Fonte:Coral da Faculdades de Letras da
UFMG / FALE/ (www.letras.ufmg.br/coral)
HISTÓRIA DO CANTO CORAL
Texto: Eduardo Fonseca
O Coro é o
mais antigo entre os grandes agentes sonoros coletivos.
Antigos documentos do Egito e Mesopotâmia revelam-nos
a existência de uma prática coral ligada
aos cultos religiosos e às danças sagradas.

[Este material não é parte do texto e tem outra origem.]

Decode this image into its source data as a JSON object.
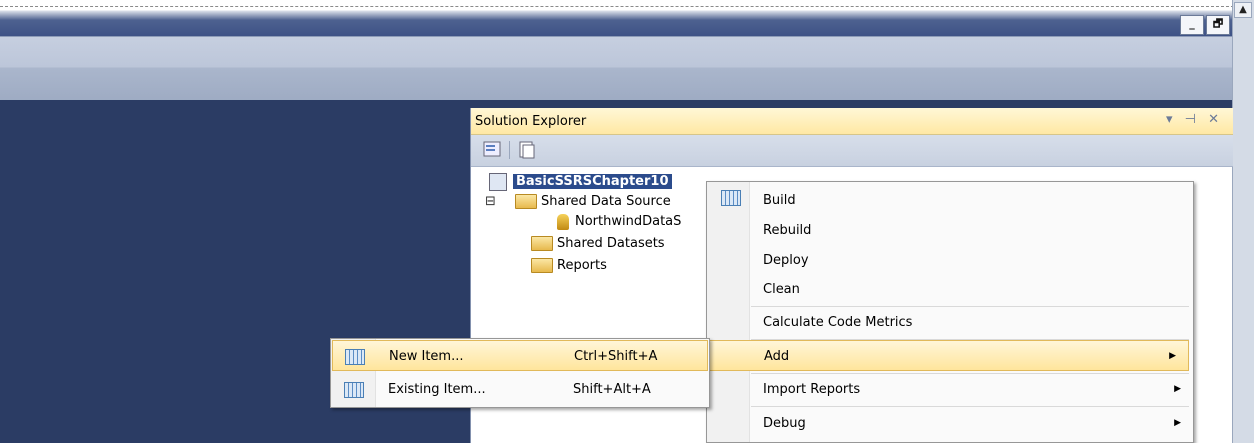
{
  "window": {
    "scroll_up_glyph": "▲",
    "buttons": [
      "_",
      "🗗"
    ]
  },
  "solution_explorer": {
    "title": "Solution Explorer",
    "controls": "▾ ⊣ ✕",
    "tree": {
      "project": "BasicSSRSChapter10",
      "shared_data_sources": "Shared Data Source",
      "data_source": "NorthwindDataS",
      "shared_datasets": "Shared Datasets",
      "reports": "Reports",
      "collapse_glyph": "⊟"
    }
  },
  "context_menu": {
    "items": {
      "build": "Build",
      "rebuild": "Rebuild",
      "deploy": "Deploy",
      "clean": "Clean",
      "calc": "Calculate Code Metrics",
      "add": "Add",
      "import": "Import Reports",
      "debug": "Debug"
    },
    "submenu_arrow": "▶"
  },
  "add_submenu": {
    "new_item": {
      "label": "New Item...",
      "shortcut": "Ctrl+Shift+A"
    },
    "existing_item": {
      "label": "Existing Item...",
      "shortcut": "Shift+Alt+A"
    }
  },
  "colors": {
    "highlight": "#ffe59c",
    "selection": "#2b4b8c",
    "background": "#2b3c64"
  }
}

O termo Chóros possui um sentido bastante amplo
e com o decorrer da história passou por diversos
significados. Em sua origem grega, Chóros, representava
um conjunto de aspectos que, somados, iam ao encontro
do ideal do antigo drama grego de Ésquilo, Sófocles,
e Eurípedes. O conjunto consistia em Poesia, Canto
e Dança. O Cristianismo antigo o adotou com outros
sentidos, passando para o termo latino Chorus que significava
o grupo da comunidade que canta ou a abside (recinto poligonal
em que termina o Coro da igreja) junto ao altar, separada
da comunidade pelas cancelas e mais tarde também
denominada o lugar onde se coloca o órgão.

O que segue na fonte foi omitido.